Mevcutlar içerisinde AKP’yi yolsuzluk iddiaları konusunda en kolay ve en etkili biçimde zorlayabilecek partinin SP olduğunu söyleyebiliriz. Fakat gördüğüm kadarıyla SP’liler iktidar partisi hakkındaki yolsuzluk/rüşvet iddialarını bu seçim kampanyasında pek fazla dillendirmeyecekler. Çünkü, her ne kadar yollar uzun süre önce ayrılmış olsa bile AKP ile belli bir kardeşlik hukukunun korunduğu anlaşılıyor. Öte yandan Gülen cemaatine ve onun uluslararası ilişkilerine yönelik geleneksel kuşkulu yaklaşımın esnediğine dair ortada herhangi bir işaret de yok.
Projeler
O zaman geriye projeler kalıyor. Esmerer özellikle trafik konusunu ön plana alarak bir dizi proje dile getirdi.

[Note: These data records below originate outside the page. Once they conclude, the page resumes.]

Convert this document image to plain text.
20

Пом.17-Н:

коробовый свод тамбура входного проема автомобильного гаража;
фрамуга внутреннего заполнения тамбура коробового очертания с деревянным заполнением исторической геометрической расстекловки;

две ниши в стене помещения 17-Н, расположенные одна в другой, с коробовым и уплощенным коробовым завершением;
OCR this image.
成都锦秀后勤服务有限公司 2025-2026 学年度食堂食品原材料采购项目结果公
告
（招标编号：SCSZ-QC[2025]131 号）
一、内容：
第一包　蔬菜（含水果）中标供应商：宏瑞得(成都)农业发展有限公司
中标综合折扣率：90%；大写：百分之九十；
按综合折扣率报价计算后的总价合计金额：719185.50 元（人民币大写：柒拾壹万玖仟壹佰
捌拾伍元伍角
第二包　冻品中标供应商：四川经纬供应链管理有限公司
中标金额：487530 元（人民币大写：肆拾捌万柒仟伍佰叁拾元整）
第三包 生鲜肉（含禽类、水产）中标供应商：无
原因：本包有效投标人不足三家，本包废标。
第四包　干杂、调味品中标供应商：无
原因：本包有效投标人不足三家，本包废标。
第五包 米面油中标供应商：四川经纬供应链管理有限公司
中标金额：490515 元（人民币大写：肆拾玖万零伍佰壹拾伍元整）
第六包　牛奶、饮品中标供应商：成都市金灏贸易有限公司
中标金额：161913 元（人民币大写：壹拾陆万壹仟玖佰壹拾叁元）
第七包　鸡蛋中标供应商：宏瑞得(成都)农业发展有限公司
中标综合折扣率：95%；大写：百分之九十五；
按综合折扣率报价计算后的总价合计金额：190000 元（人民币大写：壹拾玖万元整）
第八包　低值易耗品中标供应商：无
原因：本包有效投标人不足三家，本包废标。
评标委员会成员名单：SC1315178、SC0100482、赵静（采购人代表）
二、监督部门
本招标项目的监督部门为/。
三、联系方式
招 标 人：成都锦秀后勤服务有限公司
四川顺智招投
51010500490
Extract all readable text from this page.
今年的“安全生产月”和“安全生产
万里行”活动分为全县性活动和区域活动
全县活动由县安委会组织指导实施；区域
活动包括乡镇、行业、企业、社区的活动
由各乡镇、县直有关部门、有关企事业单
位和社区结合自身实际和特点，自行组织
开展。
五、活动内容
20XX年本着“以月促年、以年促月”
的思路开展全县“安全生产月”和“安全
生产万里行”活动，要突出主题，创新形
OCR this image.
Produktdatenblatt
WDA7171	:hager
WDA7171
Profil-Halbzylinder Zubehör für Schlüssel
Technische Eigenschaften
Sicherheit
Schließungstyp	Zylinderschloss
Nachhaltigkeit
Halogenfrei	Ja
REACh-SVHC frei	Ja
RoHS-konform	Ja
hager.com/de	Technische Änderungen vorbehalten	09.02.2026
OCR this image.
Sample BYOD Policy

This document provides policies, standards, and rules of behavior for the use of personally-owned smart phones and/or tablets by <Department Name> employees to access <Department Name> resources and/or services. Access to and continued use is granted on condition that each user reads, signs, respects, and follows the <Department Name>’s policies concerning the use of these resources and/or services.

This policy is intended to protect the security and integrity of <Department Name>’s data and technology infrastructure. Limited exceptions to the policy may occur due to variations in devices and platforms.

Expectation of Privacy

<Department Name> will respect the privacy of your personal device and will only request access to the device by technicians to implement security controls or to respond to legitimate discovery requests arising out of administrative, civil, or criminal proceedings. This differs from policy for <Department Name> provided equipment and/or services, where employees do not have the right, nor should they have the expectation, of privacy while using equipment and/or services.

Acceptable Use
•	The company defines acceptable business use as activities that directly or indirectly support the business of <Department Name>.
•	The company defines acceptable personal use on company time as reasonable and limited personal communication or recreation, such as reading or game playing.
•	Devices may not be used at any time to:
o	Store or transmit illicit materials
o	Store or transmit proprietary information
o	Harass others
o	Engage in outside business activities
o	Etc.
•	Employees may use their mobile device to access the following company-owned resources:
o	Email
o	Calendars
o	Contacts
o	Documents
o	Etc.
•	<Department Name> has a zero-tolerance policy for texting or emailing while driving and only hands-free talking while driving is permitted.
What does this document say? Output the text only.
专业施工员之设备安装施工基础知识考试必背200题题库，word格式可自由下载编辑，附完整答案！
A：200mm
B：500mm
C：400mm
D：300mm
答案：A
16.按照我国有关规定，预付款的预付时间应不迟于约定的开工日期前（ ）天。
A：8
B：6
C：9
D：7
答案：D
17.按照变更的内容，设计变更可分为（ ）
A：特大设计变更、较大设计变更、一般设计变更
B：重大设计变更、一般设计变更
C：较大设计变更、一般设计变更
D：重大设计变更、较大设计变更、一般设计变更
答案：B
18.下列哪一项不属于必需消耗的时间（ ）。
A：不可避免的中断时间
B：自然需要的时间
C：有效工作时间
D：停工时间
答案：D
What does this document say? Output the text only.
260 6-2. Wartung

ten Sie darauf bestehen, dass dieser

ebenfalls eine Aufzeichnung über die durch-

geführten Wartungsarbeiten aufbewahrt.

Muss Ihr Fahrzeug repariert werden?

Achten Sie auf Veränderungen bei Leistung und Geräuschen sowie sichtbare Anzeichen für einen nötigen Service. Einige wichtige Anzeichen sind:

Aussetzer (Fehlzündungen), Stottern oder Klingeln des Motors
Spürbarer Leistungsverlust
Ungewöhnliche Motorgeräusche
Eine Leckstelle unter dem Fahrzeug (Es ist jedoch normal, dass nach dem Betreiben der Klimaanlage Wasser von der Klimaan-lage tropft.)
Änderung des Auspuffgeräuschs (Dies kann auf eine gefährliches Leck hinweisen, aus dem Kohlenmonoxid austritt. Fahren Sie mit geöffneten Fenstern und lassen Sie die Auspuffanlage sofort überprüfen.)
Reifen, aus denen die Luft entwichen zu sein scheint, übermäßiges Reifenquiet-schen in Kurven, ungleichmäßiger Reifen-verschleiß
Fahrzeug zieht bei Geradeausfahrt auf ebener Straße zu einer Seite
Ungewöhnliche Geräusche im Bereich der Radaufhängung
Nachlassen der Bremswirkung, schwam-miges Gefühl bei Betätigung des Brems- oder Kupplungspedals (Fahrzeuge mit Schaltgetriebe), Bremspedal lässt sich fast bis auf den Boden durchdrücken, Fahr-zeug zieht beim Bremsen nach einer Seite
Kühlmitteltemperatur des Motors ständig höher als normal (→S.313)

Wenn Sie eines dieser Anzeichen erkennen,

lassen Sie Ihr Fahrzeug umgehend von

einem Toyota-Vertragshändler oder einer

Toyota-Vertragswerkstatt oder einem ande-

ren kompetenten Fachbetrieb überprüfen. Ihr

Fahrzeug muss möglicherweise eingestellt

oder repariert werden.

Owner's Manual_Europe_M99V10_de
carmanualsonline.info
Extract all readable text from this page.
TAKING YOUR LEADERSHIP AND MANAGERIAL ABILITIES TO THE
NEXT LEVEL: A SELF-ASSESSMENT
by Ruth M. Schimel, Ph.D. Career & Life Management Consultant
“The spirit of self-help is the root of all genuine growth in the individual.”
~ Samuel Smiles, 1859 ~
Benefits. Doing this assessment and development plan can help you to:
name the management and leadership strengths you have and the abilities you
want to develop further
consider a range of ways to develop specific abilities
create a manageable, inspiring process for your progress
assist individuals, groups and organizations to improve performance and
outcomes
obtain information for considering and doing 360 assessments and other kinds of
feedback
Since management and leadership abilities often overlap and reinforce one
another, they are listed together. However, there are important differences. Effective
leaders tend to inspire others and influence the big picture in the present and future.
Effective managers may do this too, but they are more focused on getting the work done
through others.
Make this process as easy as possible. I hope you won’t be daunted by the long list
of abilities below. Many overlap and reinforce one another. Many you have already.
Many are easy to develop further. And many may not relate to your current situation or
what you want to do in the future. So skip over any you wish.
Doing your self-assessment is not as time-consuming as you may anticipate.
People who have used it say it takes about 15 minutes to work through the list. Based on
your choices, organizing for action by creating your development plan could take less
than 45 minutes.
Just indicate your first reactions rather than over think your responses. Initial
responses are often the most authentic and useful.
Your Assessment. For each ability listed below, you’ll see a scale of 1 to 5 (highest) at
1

Bunlardan bazıları şöyle:
- İlk etapta Haliç’ten başlayarak Beylikdüzü’ne kadarki güzergâhta çok katlı otoparklar yapma;
- Sarıyer-Beykoz arası feribot ve deniz ulaşımını yaygınlaştırma;
- Kamyon, tır gibi yük taşıyan araçları denizden taşıma;
- Raylı sistemi her ilçeye taşımak ve hat uzunluğunu 600 km’ye çıkartma;
- Kadın yolcular için her üç metrobüsten sonra gelecek olan pembe metrobüs seferleri;
- E-6 üzerinde ikinci bir metrobüs hattı.
- Ümraniye-Mecidiyeköy arasında günde 50 bin yolcu kapasiteli teleferik hattı;
- Atatürk Havalimanı’nın 8 bin dönümlük arazisini yeşil alana çevirip park yapma;
- Bir yıllığına bakıma girmesi gereken Boğaziçi Köprüsü’nün hemen yanına üzerinde raylı sitem olan yeni bir köprü;
- Ümraniye-Kâğıthane, Kâğıthane-Yenibosna, Yenibosna-Haliç arasında üç yeni tünel.